Türk Milleti, kendi parasıyla alınan silahları kullanarak, kendi çocuklarını alet ederek, kendi vatanını işgal etmeye kalkan, maşalar ve sahiplerine öyle bir ders verdi ki; o tarihten bu yana geçen 4 yıllık süre zarfında, başımıza ne gelirse gelsin üstesinden geldik ve ülke olarak daha da güçlenerek sıkıntıları aşmasını bildik…
İşte o yüzden 15 Temmuz’u, tarihin ‘kara’ sayfaları içine değil de Türk Milleti’nin şahlandığı tarihin ‘ak’ sayfaları içine yazıyoruz…
Ve 15 Temmuz’u unutmayacağız, biz unutsak bile o şer odakları unutmayacak, o yüzden uyanık kalarak; inşallah Türk Milleti’nin varlığı, birliği ve diriliğini bir daha hatırlatmaya gerek duymayız diye dua ediyoruz…
15 Temmuz’da neler yaşandığını, kimlerin nasıl durduğunu, kimlerin durmayıp saklandığını, kimlerin yaşananları televizyon başında maç izler gibi izlediğini öğrendik, biliyoruz, hafızamızda canlı tutuyoruz…
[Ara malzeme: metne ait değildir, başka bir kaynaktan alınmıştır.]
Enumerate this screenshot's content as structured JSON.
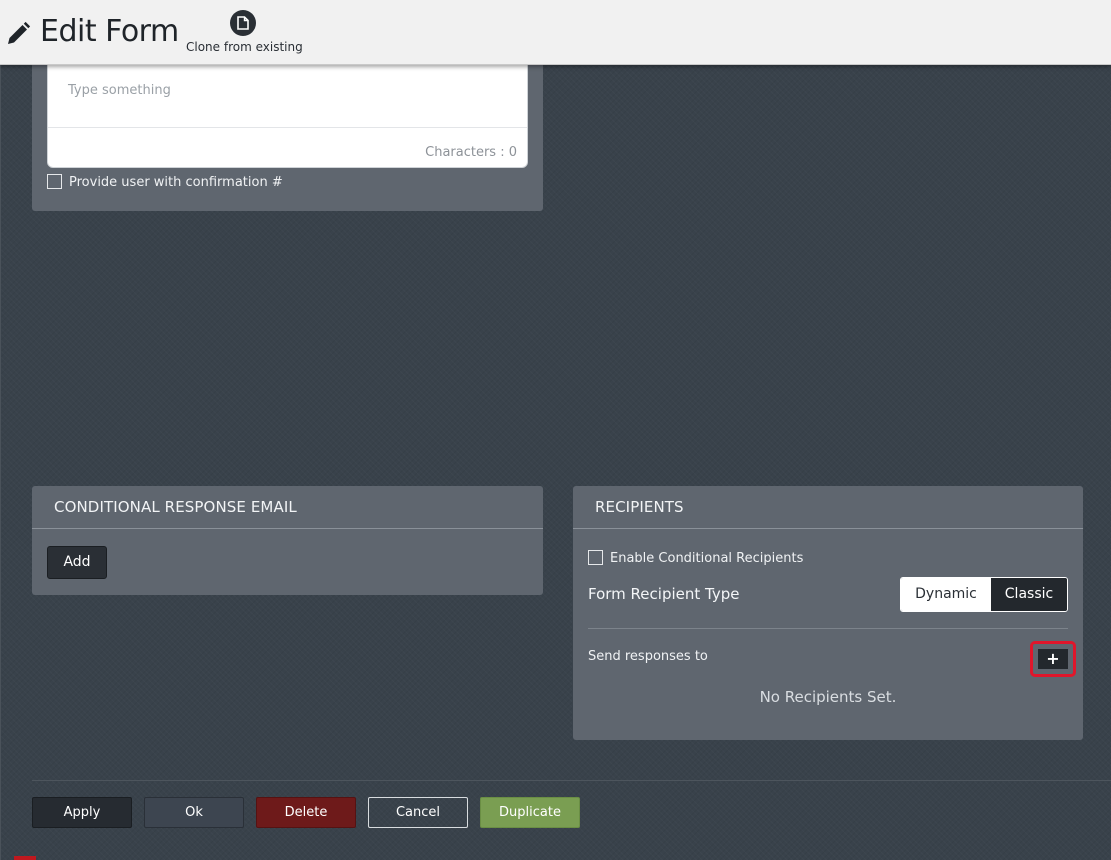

Örneğin Eskişehir’de Valilik binasının üstünde, elinde tüfeğiyle, Vilayet Meydanı’na gelmeye cüret edenleri bekleyenler olduğunu biliyoruz…
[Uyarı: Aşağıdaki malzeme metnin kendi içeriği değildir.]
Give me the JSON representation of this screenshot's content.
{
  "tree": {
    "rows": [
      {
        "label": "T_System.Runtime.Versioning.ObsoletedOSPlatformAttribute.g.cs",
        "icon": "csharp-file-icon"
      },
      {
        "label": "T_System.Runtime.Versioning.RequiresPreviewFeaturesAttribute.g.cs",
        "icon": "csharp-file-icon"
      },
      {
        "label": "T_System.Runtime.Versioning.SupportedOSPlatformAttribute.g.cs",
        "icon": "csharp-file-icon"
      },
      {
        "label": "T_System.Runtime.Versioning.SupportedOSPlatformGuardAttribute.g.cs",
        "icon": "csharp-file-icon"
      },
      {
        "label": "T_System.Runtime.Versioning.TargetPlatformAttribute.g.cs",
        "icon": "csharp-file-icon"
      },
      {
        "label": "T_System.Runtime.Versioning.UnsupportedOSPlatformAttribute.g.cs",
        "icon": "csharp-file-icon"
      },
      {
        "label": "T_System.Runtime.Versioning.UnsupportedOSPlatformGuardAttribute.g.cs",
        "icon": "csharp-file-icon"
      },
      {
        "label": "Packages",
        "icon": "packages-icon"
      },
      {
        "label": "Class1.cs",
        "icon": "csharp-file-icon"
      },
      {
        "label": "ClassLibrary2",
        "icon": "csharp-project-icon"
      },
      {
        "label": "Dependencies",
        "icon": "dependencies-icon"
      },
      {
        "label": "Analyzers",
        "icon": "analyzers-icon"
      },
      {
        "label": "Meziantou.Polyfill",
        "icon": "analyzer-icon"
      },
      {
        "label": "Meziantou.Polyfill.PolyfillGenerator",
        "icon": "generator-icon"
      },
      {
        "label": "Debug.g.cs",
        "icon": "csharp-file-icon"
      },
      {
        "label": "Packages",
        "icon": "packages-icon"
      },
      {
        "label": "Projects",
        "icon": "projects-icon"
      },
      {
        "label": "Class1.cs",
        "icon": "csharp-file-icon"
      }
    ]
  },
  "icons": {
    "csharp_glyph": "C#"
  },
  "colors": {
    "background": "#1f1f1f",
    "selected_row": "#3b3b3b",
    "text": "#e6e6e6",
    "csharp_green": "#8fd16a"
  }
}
Örneğin Eskişehir’den, Ankara’ya doğru yola çıkan askeri araçları durdurup şehri terk etmelerini engelleyen kişiler olduğunu biliyoruz…
Örneğin evinden çıkarken çocuklarını alınlarından öpüp, eşleriyle helalleşenlerin varlığını biliyoruz…
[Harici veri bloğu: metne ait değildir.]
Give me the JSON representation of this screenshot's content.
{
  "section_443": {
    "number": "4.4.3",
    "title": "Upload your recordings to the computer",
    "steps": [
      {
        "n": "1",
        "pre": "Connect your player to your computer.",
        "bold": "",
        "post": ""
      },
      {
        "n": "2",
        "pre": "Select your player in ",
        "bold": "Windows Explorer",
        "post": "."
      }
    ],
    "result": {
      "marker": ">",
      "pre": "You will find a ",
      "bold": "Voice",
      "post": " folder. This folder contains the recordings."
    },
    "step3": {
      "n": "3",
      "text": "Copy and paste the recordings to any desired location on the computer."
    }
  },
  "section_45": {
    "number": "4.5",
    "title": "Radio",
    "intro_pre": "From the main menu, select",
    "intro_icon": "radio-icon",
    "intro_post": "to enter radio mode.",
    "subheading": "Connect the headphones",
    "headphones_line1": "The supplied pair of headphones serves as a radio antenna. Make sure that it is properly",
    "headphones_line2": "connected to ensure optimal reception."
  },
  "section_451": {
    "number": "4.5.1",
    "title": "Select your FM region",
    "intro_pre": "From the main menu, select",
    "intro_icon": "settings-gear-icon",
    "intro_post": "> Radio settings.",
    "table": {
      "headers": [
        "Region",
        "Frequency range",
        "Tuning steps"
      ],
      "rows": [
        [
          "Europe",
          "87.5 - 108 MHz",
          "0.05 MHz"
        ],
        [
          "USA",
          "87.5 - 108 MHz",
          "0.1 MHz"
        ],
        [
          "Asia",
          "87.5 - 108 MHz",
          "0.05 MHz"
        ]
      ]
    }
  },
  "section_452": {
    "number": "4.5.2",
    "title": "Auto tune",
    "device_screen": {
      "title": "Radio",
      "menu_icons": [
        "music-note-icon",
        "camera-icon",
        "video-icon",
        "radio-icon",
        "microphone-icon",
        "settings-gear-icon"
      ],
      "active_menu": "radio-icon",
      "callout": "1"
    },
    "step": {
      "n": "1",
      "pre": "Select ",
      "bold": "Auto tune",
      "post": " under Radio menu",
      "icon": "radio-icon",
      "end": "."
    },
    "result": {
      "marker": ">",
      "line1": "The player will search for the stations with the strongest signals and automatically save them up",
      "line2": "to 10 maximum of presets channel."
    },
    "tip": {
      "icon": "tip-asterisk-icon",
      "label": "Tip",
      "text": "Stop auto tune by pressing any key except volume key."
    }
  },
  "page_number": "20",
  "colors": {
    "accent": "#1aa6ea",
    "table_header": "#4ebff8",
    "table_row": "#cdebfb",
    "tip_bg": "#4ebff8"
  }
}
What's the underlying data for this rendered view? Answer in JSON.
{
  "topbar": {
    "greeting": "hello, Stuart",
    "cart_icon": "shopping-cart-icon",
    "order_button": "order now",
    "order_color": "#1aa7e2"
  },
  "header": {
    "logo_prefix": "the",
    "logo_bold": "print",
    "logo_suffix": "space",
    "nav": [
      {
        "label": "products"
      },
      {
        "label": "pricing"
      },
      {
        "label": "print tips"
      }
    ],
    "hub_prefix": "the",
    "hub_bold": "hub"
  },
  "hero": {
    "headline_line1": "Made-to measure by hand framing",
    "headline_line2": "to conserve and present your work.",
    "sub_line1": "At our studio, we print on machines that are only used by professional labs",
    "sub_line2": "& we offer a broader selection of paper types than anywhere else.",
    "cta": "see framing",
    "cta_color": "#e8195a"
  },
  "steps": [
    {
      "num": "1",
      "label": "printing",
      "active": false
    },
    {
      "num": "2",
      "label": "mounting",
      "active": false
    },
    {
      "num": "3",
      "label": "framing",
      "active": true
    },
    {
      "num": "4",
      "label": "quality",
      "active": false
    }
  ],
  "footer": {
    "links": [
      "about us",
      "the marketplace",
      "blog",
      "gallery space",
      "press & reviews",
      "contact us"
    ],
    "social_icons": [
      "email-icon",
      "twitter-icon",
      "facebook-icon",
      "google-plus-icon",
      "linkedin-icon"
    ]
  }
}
Örneğin evinden çıkarken, “Dur bir dakika, tek başına gidemezsin” diyerek, kocasının peşine, gencecik oğlunu da yanına alarak sokağa çıkanları da biliyoruz…
Vilayet Meydanı’nda günlerce nöbet tutanları, orada nöbet tutanların aç kalmaması için para ve emek harcayanları da biliyor, unutmuyoruz…
Milliyetçi Hareket Partisi’nin, Eskişehir’de kimlerin sokağa çıktığını, kimlerin emirlere uyduğunu tek tek tespit ettiğini biliyoruz. Sokağa çıkanların başında olanları, mesela, ‘belediye başkanı’ yaparak ödüllendirdiğini de görüyoruz…
Büyük Birlik Partisi’nin, o gece sokağa çıkanları tek tek tespit ettiğini, bu kişilerin hâlâ taltif edildiğini duyuyoruz, biliyoruz…
Peki, Adalet ve Kalkınma Partisi, sadece Eskişehir’de değil, Türkiye’nin 81 ilinde, binlerce ilçesinde, ülkenin her köşesinde, o gece, canını verme pahasına, kimlerin sokağa çıktığını, hangi isimlerin evinde televizyon seyretmeyi tercih ettiğini biliyor mu?
Şehit olanlar, şehit olanların yakınları, gazi olanlar, gazi olanların yakınları ya da o gece sabaha kadar sokakta olanlar, bunları vatanı için yaşadı…
Bin kere olsa yine aynı şeyleri yapardı…
Onlar karşılık beklemedi, beklemiyor da…
Peki, AK Parti Genel Merkezi’nin elinde bir kayıt, bir bilgi, bir belge, bir liste var mı?
O gün canı pahasına sokağa çıkanları unutmuş, onları bir kenara fırlatmış, işgal girişimini televizyondan izleyenleri bugün baş tacı yapmış olabilir mi?
Eskişehir değil bahsettiğimiz sadece, Samsun, İzmir, Kütahya, Van ya da Antalya…
Şehir fark etmez…
Bahsettiğimiz zihniyettir…
Yaşananları unutturmamaya yükümlü olan AK Parti’nin, yaşananları unuttuğunu gösteren davranışlarıdır bahsettiğimiz…
15 Temmuz’u unutturmamak…
15 Temmuz’da kimlerin neler yaptığını unutmamakla başlar…
Şimdi koltuğumuza yaslanıp bir düşünelim…
Sizce, AK Parti Genel Merkezi, 15 Temmuz’da yaşananları hatırlıyor mu, o gece sabaha kadar yaşananları umursuyor mu?